As a typical hub, NovaUCD is a physical home to start-ups, mentors, investors as well as key personnel who drill down early on into research to identify prospects and valuable IP.

“We have many programmes to capture this knowledge even at undergraduate level,” said Flanagan.

The hub supports knowledge transfer in pragmatic ways, such as market research, prototype and product testing, to help hone product fit and bootstrap the business.

“The innovation space is a great space to be in. It’s a great opportunity to witness the birth of something new and the opportunity to shape it for commercial success.” The entrepreneurs that work out of NovaUCD have had notable success but that is no surprise to Flanagan.

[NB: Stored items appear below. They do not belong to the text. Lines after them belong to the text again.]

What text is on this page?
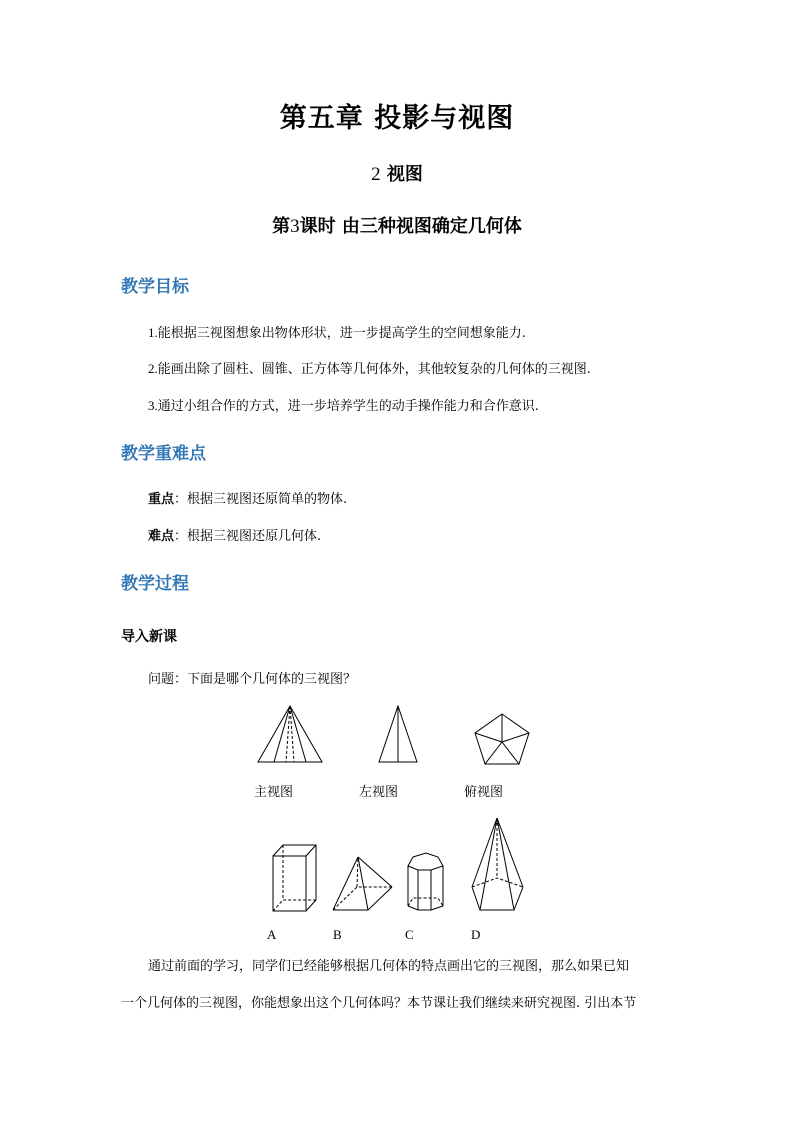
第五章 投影与视图
2 视图
第3课时 由三种视图确定几何体
教学目标
1.能根据三视图想象出物体形状，进一步提高学生的空间想象能力.
2.能画出除了圆柱、圆锥、正方体等几何体外，其他较复杂的几何体的三视图.
3.通过小组合作的方式，进一步培养学生的动手操作能力和合作意识.
教学重难点
重点：根据三视图还原简单的物体.
难点：根据三视图还原几何体.
教学过程
导入新课
问题：下面是哪个几何体的三视图？
主视图	左视图	俯视图
A	B	C	D
通过前面的学习，同学们已经能够根据几何体的特点画出它的三视图，那么如果已知
一个几何体的三视图，你能想象出这个几何体吗？本节课让我们继续来研究视图. 引出本节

“The companies that start here all have global ambitions. They are high potential start-ups. The companies that bring in the inward capital are what I would call ‘rockets’, ones that are on the fast track to high growth. That would not be unusual.” That includes the likes of energy efficiency company Vivid EdgeOutput Sports, which is developing sports performance analytics wearables, and Manna, which is planning to deploy custom-developed aerospace grade drones to deliver fast food to consumers’ homes, he added.

The global ambition of all of these companies that are harnessed by the innovation ecosystem across Ireland is clear. Meanwhile, NovaUCD continues its own expansion with its newly renovated and extended eastern courtyard allowing it to increase its capacity to house start-ups by over 50%.

Incubation and innovation will continue, according to Flanagan, with the rewards being real recognition of Ireland’s role as an innovation nation. “It’s a real joy to meet researchers, smart people who are onto something, and when you look at their work you realise ‘That could be something. They are onto something, something big.’’”

Something big, for Ireland and the world, indeed.